Obama agrees that "there is no greater threat" to Israel and the region than Iran. But he says that he would hold direct negotiations without "self-defeating preconditions," such as requiring Iran to first suspend uranium enrichment, and would offer it incentives to halt the program and end support for terrorism. If Iran refused, he would push for tougher U.N. sanctions and work with allies on unilateral measures, including a gasoline sales ban.
Obama also refuses to rule out force, but he says first exhausting all diplomatic options would ensure that such action would enjoy greater international support.
When it comes to dealing with a Russia that is increasingly aggressive abroad and repressive at home, McCain and Obama share some similar stands on specific issues but would pursue different approaches to the overall relationship.

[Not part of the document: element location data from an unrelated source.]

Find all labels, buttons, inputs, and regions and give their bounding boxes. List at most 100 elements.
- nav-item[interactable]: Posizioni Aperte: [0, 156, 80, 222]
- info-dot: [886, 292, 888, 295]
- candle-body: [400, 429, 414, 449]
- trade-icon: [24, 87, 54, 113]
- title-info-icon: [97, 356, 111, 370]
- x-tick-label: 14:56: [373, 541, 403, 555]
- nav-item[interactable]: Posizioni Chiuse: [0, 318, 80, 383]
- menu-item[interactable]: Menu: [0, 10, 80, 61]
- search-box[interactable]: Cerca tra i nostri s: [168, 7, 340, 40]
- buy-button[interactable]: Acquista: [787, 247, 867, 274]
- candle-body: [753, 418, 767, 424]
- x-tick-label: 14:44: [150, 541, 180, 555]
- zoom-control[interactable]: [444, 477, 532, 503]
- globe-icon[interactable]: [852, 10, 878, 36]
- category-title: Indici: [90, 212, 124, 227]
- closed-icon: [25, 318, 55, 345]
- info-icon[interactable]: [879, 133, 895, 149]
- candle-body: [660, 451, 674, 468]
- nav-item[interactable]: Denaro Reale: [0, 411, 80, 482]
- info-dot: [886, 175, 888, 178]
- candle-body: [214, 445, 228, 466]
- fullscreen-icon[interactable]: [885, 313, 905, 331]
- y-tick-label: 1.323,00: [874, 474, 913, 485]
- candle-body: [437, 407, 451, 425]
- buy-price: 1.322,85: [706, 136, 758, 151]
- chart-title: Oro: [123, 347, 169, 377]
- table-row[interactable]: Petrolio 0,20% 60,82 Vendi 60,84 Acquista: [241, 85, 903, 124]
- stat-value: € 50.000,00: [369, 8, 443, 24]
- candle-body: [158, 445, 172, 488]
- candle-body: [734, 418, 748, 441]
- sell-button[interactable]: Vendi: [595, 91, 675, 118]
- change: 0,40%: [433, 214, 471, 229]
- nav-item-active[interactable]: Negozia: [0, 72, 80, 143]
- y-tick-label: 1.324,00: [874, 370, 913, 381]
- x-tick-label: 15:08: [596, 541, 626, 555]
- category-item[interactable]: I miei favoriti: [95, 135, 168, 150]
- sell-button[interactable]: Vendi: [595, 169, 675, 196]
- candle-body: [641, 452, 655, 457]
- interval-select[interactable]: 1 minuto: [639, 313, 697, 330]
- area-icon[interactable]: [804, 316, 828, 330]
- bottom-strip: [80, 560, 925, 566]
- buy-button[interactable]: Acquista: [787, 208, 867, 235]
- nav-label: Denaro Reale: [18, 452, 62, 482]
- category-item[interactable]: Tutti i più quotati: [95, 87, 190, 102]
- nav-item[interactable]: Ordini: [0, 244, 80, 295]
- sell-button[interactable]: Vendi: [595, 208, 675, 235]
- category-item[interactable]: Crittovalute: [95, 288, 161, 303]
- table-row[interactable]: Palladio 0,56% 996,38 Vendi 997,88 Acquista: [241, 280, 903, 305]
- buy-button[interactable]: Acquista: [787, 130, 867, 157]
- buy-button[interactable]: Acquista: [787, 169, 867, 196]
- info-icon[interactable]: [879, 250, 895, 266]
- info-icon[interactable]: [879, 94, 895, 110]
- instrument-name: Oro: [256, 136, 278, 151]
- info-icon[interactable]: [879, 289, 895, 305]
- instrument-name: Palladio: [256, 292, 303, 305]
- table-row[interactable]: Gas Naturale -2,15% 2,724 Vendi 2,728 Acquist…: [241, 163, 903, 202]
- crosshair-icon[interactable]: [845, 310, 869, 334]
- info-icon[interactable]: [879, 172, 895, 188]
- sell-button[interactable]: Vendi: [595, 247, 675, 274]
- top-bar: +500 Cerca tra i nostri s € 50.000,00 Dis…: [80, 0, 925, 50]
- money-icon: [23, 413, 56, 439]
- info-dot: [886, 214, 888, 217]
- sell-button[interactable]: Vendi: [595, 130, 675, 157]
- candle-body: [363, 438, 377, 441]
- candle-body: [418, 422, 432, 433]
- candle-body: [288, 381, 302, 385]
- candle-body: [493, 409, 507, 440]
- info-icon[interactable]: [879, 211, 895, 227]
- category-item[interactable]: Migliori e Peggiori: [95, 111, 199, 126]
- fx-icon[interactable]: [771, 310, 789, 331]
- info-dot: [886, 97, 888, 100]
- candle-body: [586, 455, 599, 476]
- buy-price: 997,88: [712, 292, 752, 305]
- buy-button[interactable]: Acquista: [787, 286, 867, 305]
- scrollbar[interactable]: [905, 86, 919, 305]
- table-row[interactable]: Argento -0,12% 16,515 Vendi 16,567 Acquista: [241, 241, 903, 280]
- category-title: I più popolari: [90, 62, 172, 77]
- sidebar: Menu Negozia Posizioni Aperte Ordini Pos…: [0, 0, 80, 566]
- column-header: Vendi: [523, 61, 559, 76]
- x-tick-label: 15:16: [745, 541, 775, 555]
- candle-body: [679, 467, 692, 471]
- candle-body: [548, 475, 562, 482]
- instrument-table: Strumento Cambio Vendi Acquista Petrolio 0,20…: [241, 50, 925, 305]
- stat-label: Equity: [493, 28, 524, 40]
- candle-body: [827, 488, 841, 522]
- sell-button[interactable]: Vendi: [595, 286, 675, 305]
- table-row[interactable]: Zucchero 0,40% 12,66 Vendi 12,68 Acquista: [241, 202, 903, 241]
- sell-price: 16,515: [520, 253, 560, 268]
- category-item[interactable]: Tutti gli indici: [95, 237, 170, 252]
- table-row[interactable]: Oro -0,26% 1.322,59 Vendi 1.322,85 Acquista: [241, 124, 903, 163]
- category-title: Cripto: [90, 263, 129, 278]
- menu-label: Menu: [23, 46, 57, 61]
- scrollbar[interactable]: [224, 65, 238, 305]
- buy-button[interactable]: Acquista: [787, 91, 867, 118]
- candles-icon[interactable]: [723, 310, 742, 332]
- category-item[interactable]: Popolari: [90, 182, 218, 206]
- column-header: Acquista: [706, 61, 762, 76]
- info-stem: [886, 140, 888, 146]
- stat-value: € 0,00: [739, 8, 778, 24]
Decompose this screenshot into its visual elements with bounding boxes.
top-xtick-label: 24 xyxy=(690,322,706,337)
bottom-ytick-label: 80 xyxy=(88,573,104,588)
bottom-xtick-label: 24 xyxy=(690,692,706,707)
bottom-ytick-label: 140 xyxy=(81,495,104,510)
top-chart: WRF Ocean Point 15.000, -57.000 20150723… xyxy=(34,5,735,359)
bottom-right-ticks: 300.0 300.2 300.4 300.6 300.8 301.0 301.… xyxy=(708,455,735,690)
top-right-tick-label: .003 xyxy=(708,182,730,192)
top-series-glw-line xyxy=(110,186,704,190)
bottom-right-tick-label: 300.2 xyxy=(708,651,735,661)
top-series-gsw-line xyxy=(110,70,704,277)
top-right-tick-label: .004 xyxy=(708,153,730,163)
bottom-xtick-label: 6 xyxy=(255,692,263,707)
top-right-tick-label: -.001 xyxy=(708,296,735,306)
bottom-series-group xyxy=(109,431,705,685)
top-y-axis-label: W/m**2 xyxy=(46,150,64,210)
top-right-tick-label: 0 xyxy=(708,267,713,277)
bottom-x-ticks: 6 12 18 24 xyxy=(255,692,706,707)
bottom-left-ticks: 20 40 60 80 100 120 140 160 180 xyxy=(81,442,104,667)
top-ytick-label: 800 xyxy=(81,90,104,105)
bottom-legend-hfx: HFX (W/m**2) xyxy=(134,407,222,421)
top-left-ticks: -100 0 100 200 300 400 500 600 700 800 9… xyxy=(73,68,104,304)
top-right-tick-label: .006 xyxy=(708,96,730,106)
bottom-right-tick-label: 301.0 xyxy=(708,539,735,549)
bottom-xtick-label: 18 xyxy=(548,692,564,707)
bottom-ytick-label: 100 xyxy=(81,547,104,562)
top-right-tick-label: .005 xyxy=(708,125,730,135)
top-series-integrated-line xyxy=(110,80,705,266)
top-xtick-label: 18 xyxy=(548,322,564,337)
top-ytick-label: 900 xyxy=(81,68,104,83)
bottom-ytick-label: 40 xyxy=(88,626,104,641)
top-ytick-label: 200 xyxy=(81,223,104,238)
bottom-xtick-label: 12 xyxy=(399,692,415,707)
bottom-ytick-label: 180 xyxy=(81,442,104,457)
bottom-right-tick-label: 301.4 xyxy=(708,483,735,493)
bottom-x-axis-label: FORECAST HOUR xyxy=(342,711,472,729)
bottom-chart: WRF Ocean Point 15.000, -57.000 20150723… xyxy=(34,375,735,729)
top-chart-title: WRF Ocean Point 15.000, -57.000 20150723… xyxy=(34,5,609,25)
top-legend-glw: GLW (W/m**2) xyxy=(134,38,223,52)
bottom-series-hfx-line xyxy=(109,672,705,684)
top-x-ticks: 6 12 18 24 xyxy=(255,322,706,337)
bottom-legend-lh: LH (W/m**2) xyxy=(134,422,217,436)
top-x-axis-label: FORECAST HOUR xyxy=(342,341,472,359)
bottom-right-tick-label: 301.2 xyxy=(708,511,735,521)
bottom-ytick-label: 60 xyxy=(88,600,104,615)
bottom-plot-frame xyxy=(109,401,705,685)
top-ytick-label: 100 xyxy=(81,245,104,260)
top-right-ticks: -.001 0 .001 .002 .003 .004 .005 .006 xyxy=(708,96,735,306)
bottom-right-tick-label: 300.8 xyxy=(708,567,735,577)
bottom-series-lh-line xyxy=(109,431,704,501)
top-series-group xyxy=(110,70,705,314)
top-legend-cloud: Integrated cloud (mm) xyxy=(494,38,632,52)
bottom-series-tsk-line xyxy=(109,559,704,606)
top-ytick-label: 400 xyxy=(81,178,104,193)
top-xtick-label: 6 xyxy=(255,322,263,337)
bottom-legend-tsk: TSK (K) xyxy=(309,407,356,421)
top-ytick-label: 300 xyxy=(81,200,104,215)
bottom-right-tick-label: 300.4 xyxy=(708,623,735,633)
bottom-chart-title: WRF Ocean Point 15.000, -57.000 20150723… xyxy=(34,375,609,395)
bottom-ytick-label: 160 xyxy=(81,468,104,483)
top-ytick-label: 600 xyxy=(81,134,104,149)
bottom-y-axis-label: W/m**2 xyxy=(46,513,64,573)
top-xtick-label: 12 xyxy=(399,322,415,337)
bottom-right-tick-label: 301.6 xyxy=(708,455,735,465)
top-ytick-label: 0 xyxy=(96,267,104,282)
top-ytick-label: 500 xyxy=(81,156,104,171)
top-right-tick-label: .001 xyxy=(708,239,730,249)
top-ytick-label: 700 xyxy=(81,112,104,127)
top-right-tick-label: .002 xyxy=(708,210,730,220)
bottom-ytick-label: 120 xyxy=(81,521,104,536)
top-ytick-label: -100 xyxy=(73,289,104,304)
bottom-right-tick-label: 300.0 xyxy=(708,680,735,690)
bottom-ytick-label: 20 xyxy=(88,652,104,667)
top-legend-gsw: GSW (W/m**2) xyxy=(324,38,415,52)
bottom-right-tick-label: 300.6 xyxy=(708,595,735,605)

McCain has taken a more combative stance. In an essay last year, he called for Russia's expulsion from the G-8 group of industrialized countries, which is unlikely to happen because the other G-8 partners don't want to do it.
After the Aug. 8 Russian invasion of the nation of Georgia, he urged quick action on admitting Georgia and Ukraine to NATO. He said he told Georgian President Mikhail Saakashvili in a telephone call, "Today, we are all Georgians."
Obama has been equally vocal in criticizing Russia's actions in Georgia and called for international peacekeepers to replace Russian troops in contested regions. But he's been more cautious on NATO membership for Georgia - favoring it in principle, but not calling to accelerate it in a time of tension.
McClatchy News Service contributed to this report.